Here, things get more interesting. The original wording of Title III does not expressly mention that public accommodations refer to websites or digital spaces – it was 1990, after all. The descriptions of the original public accommodations were all physical spaces.
However, as the internet became a more and more vital part of conducting business, recognition grew that the ADA may need to apply to things like websites as well. For many years there was a lot of back and forth in the courts about how and where the ADA applied to websites, and what burden was on the business itself to make changes. A new amendment was proposed to clear the muddy waters in 2018 but was not able to pass the Senate. However, case law and precedent are slowly making headway, and the Department of Justice has made it clear for over 20 years that “public accommodations” should apply to websites, mobile apps, and similar creations.
Many lawsuits related to websites have been filed against businesses, and won, by individuals with disabilities. This is one reason following Title III guidelines is important. Blue Atlas Marketing is happy to help companies with older websites find ways they can successfully meet Title III requirements with new designs according to the latest Web Content Accessibility Guidelines (WGAC).

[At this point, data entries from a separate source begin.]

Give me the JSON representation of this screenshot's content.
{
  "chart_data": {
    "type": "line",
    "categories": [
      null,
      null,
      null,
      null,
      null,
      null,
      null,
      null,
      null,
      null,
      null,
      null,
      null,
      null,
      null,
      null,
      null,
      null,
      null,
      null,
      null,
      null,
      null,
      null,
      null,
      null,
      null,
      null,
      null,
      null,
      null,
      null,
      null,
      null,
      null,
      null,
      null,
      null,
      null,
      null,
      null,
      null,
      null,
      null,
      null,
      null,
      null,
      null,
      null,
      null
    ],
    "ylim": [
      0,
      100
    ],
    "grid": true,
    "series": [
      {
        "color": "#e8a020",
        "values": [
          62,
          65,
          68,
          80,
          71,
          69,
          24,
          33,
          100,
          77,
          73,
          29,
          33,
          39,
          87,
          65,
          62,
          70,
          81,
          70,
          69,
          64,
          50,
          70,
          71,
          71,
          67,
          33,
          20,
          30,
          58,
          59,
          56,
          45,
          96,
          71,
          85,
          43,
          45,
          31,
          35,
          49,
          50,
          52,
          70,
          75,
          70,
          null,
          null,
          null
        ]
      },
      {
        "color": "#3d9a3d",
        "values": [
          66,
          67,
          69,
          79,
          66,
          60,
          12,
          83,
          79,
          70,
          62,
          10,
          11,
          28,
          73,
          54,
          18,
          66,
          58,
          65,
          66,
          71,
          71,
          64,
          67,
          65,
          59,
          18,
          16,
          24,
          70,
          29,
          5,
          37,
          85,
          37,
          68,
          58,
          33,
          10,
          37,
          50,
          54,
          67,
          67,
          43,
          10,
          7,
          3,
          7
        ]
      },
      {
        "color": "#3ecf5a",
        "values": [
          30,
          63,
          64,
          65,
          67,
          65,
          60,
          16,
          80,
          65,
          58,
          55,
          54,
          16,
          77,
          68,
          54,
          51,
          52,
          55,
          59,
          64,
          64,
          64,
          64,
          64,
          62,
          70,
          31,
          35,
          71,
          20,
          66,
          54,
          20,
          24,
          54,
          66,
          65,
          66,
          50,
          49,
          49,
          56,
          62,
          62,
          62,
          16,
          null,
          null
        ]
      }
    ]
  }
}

Do “Readily Achievable” and “Reasonable Modifications” Provide Much Leeway?
These are important phrases because they avoid putting an undue burden on businesses to meet ADA requirements. However, they primarily apply to the physical limitations of existing buildings and similar considerations. For online websites, there’s not really an undue burden to alter the site, so this isn’t usually applicable.
What About Titles I and II?
Title I primarily focuses on employees and equality in employment – it prohibits discrimination when it comes to individuals with disabilities applying for jobs, getting job training, being fired, and so on. Title II specifically covers state and local governments to make sure they are not exempt from ADA rules. There are also Titles IV (specifically directed at telecommunications companies), and Title V (which covers a wide variety of extra details from rules of retaliation to what conditions aren’t technically considered disabilities). Title III is cited often because it’s the one that covers most private businesses.